Glycogen Synthase Kinase-3 Inhibition and Insulin Synergistically Enhance Proliferation and Inhibit Maturation of Human iPSC-derived Cardiomyocytes via TCF and FOXO Signaling

Embryonic signaling pathways exert stage-specific effects during cardiac development, yet the precise cues for proliferation or maturation remain elusive. To address this, we utilized spontaneously beating human induced pluripotent stem cell-derived cardiomyocytes (hiPSC-CMs) at day 12 of differentiation and performed a combinatory screen for various dosages of the glycogen synthase kinase-3 (GSK3) inhibitor CHIR99021 and Insulin for the analysis of cell cycle in hiPSC-CMs. Our combinatory screen for proliferation, subsequential downstream sarcomere development and RNA-seq analyses for Insulin/Akt and CHIR99021/Wnt demonstrate synergistic effects on proliferation of immature hiPSC-CMs. Conversely, removal of the Wnt and Insulin stimuli leads to rapid cell cycle exit and facilitates the terminal differentiation of immature hiPSC-CMs.
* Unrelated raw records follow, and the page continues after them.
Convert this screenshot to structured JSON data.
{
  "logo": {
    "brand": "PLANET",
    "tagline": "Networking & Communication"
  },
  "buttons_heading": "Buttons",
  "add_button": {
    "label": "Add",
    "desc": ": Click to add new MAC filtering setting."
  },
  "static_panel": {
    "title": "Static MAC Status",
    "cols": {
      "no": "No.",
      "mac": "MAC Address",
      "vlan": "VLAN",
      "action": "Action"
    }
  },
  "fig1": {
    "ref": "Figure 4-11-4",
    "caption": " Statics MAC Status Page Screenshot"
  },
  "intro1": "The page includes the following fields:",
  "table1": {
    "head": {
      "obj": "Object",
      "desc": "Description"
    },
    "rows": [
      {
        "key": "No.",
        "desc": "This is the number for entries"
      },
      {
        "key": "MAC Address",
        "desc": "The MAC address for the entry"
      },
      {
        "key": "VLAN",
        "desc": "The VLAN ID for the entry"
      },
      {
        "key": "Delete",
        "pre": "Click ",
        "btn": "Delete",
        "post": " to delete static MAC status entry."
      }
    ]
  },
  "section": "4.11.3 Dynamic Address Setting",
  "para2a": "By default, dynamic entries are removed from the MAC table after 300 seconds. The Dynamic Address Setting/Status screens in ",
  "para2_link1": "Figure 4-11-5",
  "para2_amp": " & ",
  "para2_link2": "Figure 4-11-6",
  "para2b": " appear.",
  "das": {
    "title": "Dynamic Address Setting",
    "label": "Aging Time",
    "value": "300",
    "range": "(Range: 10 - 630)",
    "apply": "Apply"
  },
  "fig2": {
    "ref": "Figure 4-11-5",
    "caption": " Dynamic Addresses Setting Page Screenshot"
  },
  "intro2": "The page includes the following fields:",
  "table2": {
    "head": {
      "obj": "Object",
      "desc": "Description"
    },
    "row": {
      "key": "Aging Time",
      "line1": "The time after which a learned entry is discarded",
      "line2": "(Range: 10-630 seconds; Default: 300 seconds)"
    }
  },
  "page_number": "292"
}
Detailed characterization reveals that Wnt/CHIR99021, but not Insulin, regulates sarcomere homeostasis and architecture of immature hiPSC-CMs. Moreover, we further identify a temporal interplay between CHIR99021/Wnt via TCF and Insulin via FoxO signaling as regulators between proliferation and maturation in immature hiPSC-CMs. This work describes the cues that control proliferation versus terminal differentiation in functional immature hiPSC-CMs, and provides molecular mechanistic understanding between proliferation and maturation development of hiPSC-CMs. D12 hiPSC-CMs from the SCVI 273 line were cultured for 7 days under following conditions with RPMI1640 as base medium: B27 supplement (+insulin) (Sample name = WT), B26 supplement (-insulin) (Sample name = Treat 1), B26 supplement (-insulin) and 3μM CHIR99021 (Sample name = Treat 2), B27 supplement (+insulin) and 3μM CHIR99021 (Sample name = Treat 3). For each sample type, three independent biological replicates are collected.